You can also save such inputs in another cell, assigned to a Jupyter variable, and then inject them into the cell body using that variable. That way, you can use such inputs over and over without having to re-enter them all every time.

This only works if the injecting variable is the only content of the cell. You cannot use multiple variables in one cell, or a combination of text and a variable.

For example, the %%neptune_ml export start cell magic can consume a JSON document in the cell body that contains all the parameters described in Top-level parameters for the Neptune ML export process.
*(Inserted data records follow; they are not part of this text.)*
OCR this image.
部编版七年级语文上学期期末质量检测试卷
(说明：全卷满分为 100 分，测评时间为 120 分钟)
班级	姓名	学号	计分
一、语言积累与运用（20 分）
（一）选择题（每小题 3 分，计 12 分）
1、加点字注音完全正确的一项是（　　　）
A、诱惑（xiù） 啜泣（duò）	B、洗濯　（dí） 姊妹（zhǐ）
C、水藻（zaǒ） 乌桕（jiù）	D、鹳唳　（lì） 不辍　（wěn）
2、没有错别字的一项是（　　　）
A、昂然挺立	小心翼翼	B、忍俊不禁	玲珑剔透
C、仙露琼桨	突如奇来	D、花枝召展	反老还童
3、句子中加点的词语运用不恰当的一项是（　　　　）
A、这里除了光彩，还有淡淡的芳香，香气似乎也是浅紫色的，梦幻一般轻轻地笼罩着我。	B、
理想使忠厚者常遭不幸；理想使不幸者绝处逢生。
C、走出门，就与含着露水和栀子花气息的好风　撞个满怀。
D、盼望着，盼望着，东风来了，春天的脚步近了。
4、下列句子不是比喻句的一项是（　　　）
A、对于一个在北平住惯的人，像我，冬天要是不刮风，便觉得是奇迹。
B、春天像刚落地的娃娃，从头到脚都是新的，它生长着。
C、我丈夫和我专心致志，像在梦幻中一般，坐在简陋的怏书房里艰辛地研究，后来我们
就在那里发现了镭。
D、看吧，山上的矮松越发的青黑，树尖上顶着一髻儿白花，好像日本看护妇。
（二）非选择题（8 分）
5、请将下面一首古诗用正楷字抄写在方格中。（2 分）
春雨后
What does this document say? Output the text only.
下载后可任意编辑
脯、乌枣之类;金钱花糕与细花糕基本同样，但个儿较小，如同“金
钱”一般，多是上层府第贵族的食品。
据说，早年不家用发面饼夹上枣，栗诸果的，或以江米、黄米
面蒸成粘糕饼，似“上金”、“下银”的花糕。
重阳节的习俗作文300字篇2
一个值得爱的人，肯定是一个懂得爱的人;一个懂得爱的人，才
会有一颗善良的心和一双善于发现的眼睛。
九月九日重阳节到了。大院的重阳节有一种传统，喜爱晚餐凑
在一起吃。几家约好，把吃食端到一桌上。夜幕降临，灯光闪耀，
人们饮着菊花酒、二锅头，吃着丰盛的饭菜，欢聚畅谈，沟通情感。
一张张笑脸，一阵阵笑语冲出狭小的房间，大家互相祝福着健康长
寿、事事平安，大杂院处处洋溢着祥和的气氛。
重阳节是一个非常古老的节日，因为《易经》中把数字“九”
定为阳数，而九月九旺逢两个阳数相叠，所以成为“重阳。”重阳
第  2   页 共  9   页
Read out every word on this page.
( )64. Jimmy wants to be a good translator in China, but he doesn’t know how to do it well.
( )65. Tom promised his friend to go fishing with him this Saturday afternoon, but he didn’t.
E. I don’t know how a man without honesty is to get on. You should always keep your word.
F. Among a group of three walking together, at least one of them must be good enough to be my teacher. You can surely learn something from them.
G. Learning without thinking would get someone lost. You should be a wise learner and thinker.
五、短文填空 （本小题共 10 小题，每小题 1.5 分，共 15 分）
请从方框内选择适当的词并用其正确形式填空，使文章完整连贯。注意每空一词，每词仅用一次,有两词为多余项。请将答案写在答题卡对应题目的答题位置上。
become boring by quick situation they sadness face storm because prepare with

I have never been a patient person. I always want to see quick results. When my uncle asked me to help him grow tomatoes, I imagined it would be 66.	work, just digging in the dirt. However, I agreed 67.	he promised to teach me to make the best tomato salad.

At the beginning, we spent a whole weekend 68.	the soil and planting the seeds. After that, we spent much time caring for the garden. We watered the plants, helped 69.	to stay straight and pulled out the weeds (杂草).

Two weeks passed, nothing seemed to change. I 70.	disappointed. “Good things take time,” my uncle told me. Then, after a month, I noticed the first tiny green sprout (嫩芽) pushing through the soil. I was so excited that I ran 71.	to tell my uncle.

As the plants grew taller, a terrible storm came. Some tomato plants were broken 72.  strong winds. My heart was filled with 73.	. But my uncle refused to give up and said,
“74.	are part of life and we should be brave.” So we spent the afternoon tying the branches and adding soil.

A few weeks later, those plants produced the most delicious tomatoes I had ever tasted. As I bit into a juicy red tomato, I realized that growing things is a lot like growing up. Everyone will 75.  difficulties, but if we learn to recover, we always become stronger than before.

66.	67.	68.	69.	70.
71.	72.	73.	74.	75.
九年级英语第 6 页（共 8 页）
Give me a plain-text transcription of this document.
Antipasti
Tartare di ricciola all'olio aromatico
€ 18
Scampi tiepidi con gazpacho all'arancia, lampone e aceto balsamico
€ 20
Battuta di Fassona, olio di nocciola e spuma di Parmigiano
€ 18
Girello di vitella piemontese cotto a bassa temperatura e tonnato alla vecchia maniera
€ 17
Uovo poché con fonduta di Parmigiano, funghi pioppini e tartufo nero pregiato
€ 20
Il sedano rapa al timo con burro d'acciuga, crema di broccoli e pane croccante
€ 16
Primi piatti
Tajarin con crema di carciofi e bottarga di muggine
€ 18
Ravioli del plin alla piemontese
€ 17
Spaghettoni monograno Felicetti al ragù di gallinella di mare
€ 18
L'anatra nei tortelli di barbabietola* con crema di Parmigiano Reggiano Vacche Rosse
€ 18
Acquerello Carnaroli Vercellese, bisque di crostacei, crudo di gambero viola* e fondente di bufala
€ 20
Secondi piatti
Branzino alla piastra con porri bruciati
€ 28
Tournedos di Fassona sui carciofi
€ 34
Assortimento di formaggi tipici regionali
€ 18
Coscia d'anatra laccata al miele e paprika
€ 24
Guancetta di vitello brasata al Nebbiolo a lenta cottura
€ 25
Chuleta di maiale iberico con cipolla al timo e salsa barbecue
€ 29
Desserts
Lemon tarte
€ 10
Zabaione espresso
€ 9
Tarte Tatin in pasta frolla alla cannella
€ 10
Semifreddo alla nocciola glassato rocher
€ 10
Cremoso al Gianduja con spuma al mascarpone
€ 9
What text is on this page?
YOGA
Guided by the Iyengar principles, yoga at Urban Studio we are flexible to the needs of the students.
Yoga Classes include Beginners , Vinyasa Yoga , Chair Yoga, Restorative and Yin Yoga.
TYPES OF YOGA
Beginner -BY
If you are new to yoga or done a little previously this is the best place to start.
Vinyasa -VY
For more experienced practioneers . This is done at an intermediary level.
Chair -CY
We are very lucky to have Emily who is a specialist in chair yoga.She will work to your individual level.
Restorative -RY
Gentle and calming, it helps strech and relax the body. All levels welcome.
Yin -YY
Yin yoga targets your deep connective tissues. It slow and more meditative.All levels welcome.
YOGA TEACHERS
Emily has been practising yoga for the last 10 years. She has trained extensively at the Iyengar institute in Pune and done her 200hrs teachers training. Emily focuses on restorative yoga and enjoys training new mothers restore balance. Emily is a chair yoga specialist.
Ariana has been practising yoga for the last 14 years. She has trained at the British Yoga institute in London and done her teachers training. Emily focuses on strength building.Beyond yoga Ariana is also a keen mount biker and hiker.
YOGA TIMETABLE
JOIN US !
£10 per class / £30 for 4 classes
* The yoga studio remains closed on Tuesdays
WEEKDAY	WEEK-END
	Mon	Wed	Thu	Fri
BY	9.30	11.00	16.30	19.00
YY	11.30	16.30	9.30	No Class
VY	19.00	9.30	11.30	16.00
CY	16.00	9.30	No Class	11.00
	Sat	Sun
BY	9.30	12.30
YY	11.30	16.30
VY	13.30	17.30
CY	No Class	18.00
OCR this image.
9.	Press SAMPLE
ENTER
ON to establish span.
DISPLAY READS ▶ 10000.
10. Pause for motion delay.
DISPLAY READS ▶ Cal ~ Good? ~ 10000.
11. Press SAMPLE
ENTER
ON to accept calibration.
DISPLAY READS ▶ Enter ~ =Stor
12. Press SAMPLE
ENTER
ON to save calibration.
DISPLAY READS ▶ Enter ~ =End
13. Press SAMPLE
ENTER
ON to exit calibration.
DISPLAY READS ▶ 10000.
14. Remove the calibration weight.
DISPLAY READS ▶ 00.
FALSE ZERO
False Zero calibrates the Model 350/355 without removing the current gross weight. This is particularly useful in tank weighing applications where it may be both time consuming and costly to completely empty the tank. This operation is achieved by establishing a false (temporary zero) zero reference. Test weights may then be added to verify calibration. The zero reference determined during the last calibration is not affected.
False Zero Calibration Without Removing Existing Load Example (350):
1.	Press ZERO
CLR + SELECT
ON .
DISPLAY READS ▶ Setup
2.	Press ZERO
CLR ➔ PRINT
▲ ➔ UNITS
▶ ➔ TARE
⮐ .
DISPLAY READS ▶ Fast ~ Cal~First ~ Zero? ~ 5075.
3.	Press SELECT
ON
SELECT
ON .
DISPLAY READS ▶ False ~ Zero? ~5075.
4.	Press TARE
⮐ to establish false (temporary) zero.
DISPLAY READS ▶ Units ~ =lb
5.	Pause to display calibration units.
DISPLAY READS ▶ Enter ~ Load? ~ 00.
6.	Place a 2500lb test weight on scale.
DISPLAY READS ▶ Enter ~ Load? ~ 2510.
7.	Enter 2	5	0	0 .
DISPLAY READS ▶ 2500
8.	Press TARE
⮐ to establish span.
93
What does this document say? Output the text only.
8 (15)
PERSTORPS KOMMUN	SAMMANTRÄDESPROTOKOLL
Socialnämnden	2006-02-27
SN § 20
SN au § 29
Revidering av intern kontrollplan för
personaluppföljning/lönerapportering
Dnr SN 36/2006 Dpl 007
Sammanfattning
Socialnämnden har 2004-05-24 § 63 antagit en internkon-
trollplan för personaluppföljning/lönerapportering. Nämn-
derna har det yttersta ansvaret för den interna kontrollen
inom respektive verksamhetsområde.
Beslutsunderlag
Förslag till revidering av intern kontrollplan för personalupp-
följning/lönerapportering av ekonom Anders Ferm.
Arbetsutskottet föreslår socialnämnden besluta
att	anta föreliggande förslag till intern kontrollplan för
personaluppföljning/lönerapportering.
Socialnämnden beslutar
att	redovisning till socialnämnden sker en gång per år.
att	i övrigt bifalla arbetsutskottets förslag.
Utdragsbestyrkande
In the Neptune-ML-01-Introduction-to-Node-Classification-Gremlin notebook, under Configuring Features in the Export the data and model configuration section, you can see how the following cell holds export parameters in a document assigned to a Jupyter variable named export-params:

export_params = { "command": "export-pg", "params": { "endpoint": neptune_ml.get_host(), "profile": "neptune_ml", "useIamAuth": neptune_ml.get_iam(), "cloneCluster": False }, "outputS3Path": f'{s3_bucket_uri}/neptune-export', "additionalParams": { "neptune_ml": { "targets": [ { "node": "movie", "property": "genre" } ], "features": [ { "node": "movie", "property": "title", "type": "word2vec" }, { "node": "user", "property": "age", "type": "bucket_numerical", "range" : [1, 100], "num_buckets": 10 } ] } }, "jobSize": "medium"}

When you run this cell, Jupyter saves the parameters document under that name. Then, you can use ${export_params} to inject the JSON document into the body of a %%neptune_ml export start cell, like this:

%%neptune_ml export start --export-url {neptune_ml.get_export_service_host()} --export-iam --wait --store-to export_results ${export_params}

Available forms of the %%neptune_ml cell magic

The %%neptune_ml cell magic can be used in the following forms:

  • %%neptune_ml export start   –   Starts a Neptune ML export process.

  • %%neptune_ml dataprocessing start   –   Starts a Neptune ML dataprocessing job.

  • %%neptune_ml training start   –   Starts a Neptune ML model-training job.

  • %%neptune_ml endpoint create   –   Creates a Neptune ML query endpoint for a model.